2016, En voiture, entre Mexico et Montréal: Sur ma droite le temps déroule ses bas côtés. Au Mexique la terre appartient à une poignée, les bords de routes à la majorité. Les hommes n’ont pas de passerelles pour traverser la route qui s’impose, tranchée sombre qui oppose le café à la maison de l’autre côté, et tous les jours 50m à enjamber, s’élancer entre les camions qui hurlent sous la lumière dorée, rivière de bitume plus dangereuse que le Rio Grande en amont asséché par les grands Dams de l’oncle Sam.

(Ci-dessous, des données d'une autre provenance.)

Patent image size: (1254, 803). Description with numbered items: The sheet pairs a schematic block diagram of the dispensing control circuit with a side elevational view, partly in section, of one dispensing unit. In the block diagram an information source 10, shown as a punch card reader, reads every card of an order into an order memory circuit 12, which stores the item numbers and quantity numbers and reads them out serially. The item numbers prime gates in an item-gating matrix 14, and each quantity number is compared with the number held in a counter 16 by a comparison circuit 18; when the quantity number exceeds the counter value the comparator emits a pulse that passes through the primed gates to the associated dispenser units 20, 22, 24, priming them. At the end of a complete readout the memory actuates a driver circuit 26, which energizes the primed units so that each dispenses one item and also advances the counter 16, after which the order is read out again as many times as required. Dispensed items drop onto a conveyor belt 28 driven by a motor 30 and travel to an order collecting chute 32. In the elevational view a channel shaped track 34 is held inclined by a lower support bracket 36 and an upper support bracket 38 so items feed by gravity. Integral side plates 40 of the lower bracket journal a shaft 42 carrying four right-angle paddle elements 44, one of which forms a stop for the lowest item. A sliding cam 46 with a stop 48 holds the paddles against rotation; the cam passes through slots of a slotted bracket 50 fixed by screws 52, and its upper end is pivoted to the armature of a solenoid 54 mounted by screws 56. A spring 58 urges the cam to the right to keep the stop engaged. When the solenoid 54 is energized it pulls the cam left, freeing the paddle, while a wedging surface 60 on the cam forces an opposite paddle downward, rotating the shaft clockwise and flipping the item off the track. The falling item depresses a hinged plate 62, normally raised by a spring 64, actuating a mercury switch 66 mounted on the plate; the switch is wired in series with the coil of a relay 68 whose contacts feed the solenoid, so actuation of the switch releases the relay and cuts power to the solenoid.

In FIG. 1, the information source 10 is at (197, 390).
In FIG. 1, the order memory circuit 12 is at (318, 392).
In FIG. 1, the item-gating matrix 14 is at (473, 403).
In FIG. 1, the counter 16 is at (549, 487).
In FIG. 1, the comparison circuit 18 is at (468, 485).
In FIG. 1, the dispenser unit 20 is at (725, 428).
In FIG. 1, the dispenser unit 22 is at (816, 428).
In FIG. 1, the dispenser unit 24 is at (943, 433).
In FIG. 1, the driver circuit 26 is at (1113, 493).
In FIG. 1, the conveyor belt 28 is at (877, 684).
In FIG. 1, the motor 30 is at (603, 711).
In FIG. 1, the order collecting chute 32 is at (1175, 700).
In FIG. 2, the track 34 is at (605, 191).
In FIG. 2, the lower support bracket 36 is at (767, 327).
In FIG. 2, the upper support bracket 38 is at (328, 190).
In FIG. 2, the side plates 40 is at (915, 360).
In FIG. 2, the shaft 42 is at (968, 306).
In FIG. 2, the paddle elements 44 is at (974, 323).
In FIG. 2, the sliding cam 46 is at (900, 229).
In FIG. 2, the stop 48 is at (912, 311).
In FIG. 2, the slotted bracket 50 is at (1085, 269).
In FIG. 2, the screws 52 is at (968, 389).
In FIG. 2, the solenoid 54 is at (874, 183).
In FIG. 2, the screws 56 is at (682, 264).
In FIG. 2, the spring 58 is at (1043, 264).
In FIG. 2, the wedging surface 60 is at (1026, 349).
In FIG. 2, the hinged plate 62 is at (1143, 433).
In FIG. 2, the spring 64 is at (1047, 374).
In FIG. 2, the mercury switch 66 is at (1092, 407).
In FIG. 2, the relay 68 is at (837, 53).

USA, le désert aux serpents, state troopers qui hantent les chemins en bordure de frontière, lunettes noires robocop, salaire après 4 ans 80 000 $. Tall Grass, des bisons comme des rochers sombres. Un grand Géocoucou traverse. Animaux écrasés, opossums, tatous, vautours éclatés par les gros trucks 35 tonnes aveugles et agressifs, frères des supertankers du pacifique. Texas, Wallmart, Missouri, Wallmart, Oklahoma Wallmart, Illinois, Wallmart, Mississipi, Wallmart. Le soir villes éviscérées, bars néons, postes à essence, hotdog, nourriture beige emballée, motels beiges, moquettes beiges désinfectées. Saint-Louis, de l’autre côté du Missouri les arbres poussent sur les murs de céramique blanche des théâtres hantés par des hommes noirs fantômes. Chicago sur les berges du canal ciselé d’édifices précieux le temps est en suspend. Détroit, circulation fluide, klaxons solitaires.

Canada, ici aussi la misère jamais loin, mais plus calme, civilisée. Granges rouges, à qui sont ces champs qui n’en finissent plus ? Gros Chars, deux ou trois, chacun le sien, maison mobiles comme le grand frère, peuple immobile. Le Canada n’invente rien ? Mort à crédit quand tu nous tiens tu ne nous lâches plus.